Inside I was chomping at the bit to write about this (no pun intended..you will understand later.)

So I want to tell a funny story.  I am doing it to avoid whining about Laurel's sassiness, the crap commute or the fact that Rachel just peed on the carpet.  I also want to avoid the task of trying on summer clothes for this Wang family vacay--my legs are so pasty, flaky and in need of a shave.  Also, I hate trying take inventory of my wardrobe--it kind of sucks.

Okay..funny story..yesterday during our Easter dinner we were talking about my blog.  Ching asked in front of several people if I had written about "the incident"?  I shook my head furiously..not only had I not written about it but I told very few people.  I thought it crossed the line.  He didn't think it was an inappropriate story.  Holy Crap..Gold! Inside I was chomping at the bit to write about this (no pun intended..you will understand later.)

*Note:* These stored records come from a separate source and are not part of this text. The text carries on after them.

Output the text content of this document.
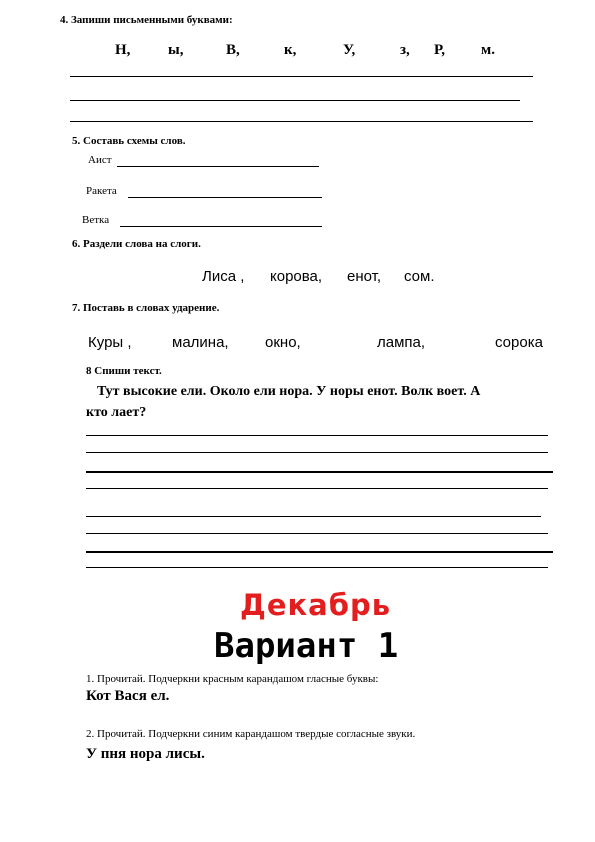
4. Запиши письменными буквами:
Н,	ы,	В,	к,	У,	з, Р, м.
5. Составь схемы слов.
Аист
Ракета
Ветка
6. Раздели слова на слоги.
Лиса , корова, енот, сом.
7. Поставь в словах ударение.
Куры ,	малина, окно,	лампа,	сорока
8 Спиши текст.
Тут высокие ели. Около ели нора. У норы енот. Волк воет. А
кто лает?
Декабрь
Вариант 1
1. Прочитай. Подчеркни красным карандашом гласные буквы:
Кот Вася ел.
2. Прочитай. Подчеркни синим карандашом твердые согласные звуки.
У пня нора лисы.
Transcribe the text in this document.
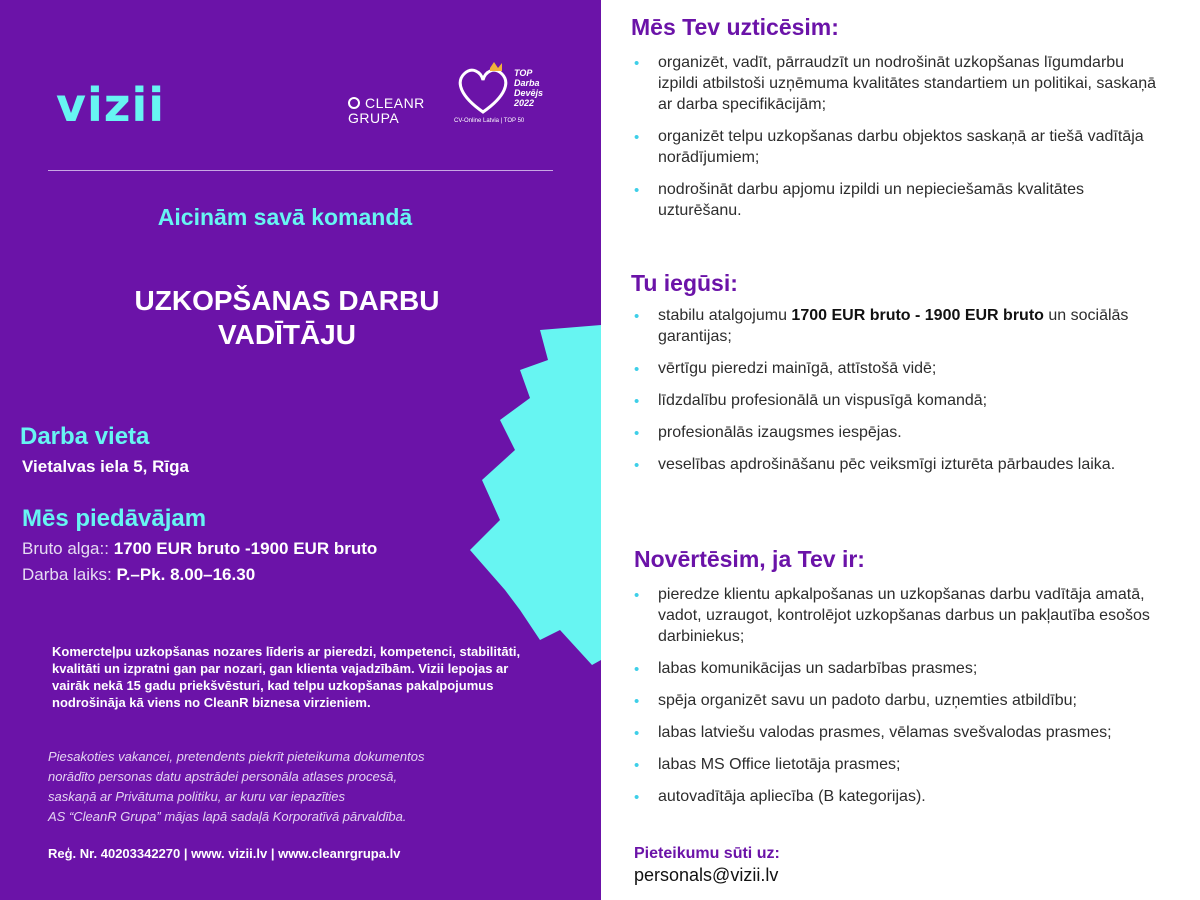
vizii	CLEANR
GRUPA
TOP
Darba
Devējs
2022
CV-Online Latvia | TOP 50
Aicinām savā komandā
UZKOPŠANAS DARBU
VADĪTĀJU
Darba vieta
Vietalvas iela 5, Rīga
Mēs piedāvājam
Bruto alga:: 1700 EUR bruto -1900 EUR bruto
Darba laiks: P.–Pk. 8.00–16.30
Komercteļpu uzkopšanas nozares līderis ar pieredzi, kompetenci, stabilitāti, kvalitāti un izpratni gan par nozari, gan klienta vajadzībām. Vizii lepojas ar vairāk nekā 15 gadu priekšvēsturi, kad telpu uzkopšanas pakalpojumus nodrošināja kā viens no CleanR biznesa virzieniem.
Piesakoties vakancei, pretendents piekrīt pieteikuma dokumentos
norādīto personas datu apstrādei personāla atlases procesā,
saskaņā ar Privātuma politiku, ar kuru var iepazīties
AS “CleanR Grupa” mājas lapā sadaļā Korporatīvā pārvaldība.
Reģ. Nr. 40203342270 | www. vizii.lv | www.cleanrgrupa.lv
Mēs Tev uzticēsim:
• organizēt, vadīt, pārraudzīt un nodrošināt uzkopšanas līgumdarbu izpildi atbilstoši uzņēmuma kvalitātes standartiem un politikai, saskaņā ar darba specifikācijām;
• organizēt telpu uzkopšanas darbu objektos saskaņā ar tiešā vadītāja norādījumiem;
• nodrošināt darbu apjomu izpildi un nepieciešamās kvalitātes uzturēšanu.
Tu iegūsi:
• stabilu atalgojumu 1700 EUR bruto - 1900 EUR bruto un sociālās garantijas;
• vērtīgu pieredzi mainīgā, attīstošā vidē;
• līdzdalību profesionālā un vispusīgā komandā;
• profesionālās izaugsmes iespējas.
• veselības apdrošināšanu pēc veiksmīgi izturēta pārbaudes laika.
Novērtēsim, ja Tev ir:
• pieredze klientu apkalpošanas un uzkopšanas darbu vadītāja amatā, vadot, uzraugot, kontrolējot uzkopšanas darbus un pakļautība esošos darbiniekus;
• labas komunikācijas un sadarbības prasmes;
• spēja organizēt savu un padoto darbu, uzņemties atbildību;
• labas latviešu valodas prasmes, vēlamas svešvalodas prasmes;
• labas MS Office lietotāja prasmes;
• autovadītāja apliecība (B kategorijas).
Pieteikumu sūti uz:
personals@vizii.lv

First of all, Ching wears these pants around the house.  I call them old man pants.  While the material is a lighter version of your basic sweatpant, they tend to make him shuffle around like an old man.  I don't care for them because I am just looking into the future with every shuffle.  And who am I to complain? You just found out that shaving my legs is not an activity that I frequent.

So while Ching had these lightweight pants on, Rachel starts getting really clingy.  She is reaching up to be picked up but apparently Ching wasn't picking her up fast enough.  (Please keep in mind that she is not very tall.) I am not sure if she thought what she was near was a third thumb but all of a sudden, Ching screams out like he has just seen a spider.  I hear a thud and Rachel is on the ground, crying.  Ching is bent over cupping his manhood.  Holy shit, I don't think she grazed a testicle..she went straight for the moneymaker.  That's right..Rachel bit Ching's Wang.  (Oh man..not funny, not funny...don't laugh, JCW!)

While I immediately go to Rachel to comfort her, I know Ching had to push her off, hard..and I can empathize.  This kid brought me to tears when she was 2 days old. (At this time, I decided to pump rather than breastfeed.)  I can't imagine what real teeth could have done to my dirty pillows.   Also, I go to her to avoid making eye contact with him.  I might start to chuckle as he goes for some ice.

I had a feeling this was going to happen..a woman knows. Rachel tends to go straight for the jugular (or whatever). I gave the suggestion to cup it up..but did he listen?  Nope..but God damn..look who my heavy is if Ching starts to mention a third child again!